The manuscripts from the archives of the Marquisate of Laubrières covering the period from 1372 to 1733 also rank among the most important documents in the collection. They contain many thousands of papers, carefully indexed and handsomely bound in 27 volumes in early eighteenth century French polished gilt calf, most volumes bearing the arms of the Marquis of Laubrières. It would be very unusual for documents of this kind to be found bound: usually they are in rough bundles, tied up with old string. We can classify the 27 volumes into five groups: 1) Fief et Seigneurie de la Saullaye, 1450-1725, 11 volumes, plus 2 volumes of indexes; 2) Fief et Seigneurie de la Saullaye, Assises de Remembrement, 4 volumes plus one index volume; 3) Contrats d’Acquêts, Seigneurie de la Saullaye, 1372-1730 et 1575-1733, 2 volumes; 4) La Saullaye, Registre de 1724, 1 volume in folio; 5) Chatellenie de Beuzon (another property of the Marquis of Laubrières), 1580-1728, 5 volumes plus one index volume.

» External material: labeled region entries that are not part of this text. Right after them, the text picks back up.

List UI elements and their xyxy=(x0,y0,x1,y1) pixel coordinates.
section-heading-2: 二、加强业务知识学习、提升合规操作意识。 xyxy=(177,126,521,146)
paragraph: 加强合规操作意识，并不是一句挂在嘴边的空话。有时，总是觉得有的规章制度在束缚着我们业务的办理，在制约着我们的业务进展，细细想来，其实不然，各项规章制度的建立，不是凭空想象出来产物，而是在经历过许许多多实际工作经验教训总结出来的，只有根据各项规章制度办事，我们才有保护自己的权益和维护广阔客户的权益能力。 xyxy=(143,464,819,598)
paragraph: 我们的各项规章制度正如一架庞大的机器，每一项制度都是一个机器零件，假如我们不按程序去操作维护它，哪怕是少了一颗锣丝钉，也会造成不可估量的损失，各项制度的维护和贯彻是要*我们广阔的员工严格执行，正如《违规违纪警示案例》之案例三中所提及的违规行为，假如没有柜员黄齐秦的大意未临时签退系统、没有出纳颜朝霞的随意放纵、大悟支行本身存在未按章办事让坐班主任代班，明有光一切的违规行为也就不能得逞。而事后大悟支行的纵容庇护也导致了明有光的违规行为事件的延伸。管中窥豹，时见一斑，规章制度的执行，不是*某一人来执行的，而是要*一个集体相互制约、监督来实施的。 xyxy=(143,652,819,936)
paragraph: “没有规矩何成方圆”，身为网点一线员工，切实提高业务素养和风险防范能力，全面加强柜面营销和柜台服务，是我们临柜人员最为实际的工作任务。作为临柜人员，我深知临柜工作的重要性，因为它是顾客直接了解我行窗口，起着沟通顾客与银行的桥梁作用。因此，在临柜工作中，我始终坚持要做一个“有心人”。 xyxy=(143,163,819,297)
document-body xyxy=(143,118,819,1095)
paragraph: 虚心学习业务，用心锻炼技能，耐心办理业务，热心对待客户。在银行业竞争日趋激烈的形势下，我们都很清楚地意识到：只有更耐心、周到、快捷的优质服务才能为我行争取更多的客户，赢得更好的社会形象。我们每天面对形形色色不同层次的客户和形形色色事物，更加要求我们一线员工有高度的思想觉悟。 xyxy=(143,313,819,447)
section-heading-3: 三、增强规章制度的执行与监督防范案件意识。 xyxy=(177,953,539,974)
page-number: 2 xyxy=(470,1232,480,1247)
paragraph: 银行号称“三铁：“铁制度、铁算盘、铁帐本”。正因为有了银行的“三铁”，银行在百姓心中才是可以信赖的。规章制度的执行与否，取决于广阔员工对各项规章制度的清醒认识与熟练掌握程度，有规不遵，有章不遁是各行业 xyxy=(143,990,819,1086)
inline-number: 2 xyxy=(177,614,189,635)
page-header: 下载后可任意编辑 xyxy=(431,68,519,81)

Although there are documents from the 14th and 15th centuries, the main part consists of material from the 17th and early 18th centuries.
Le Febvre de Laubrières were a noble family from the region of Angers, and Pierre Le Febvre, a son of Guillaume Le Febvre and Jeanne de Bourgon, would have been the first seigneur of Laubrières in the middle of the 14th century. His descendants subsisted in Brittany in the marquisate of Laubrières and of Briançon. The most famous of the family would have been Charles-François Lefebvre de Laubrières, bishop of Soissons, who died in that city on 25 December 17381. He was appointed Conseiller of the Parlement of Paris in 1710 and married Marie-Anne de Blair in 1713. When she died in 1718, Charles-François chose the profession of churchman and was appointed Bishop of Soisson in 1731. He was also Conseiller d’honneur of the Parlement of Paris. It would seem that he decided to bind part of the documents (if not all of them) of his family, as witnessed by the fact that some of the volumes bear his own arms.
We decided to digitally publish these extensive documents of one of the oldest noble families in France, as they show the reality and details of the management of fiefs and seigneuries in France. But when photographing the documents we did not want to break the bookbinding of the 18th century, which is in itself a work of art of the era, so some of the documents will not be readable photographically, for which we ask for your kind understanding.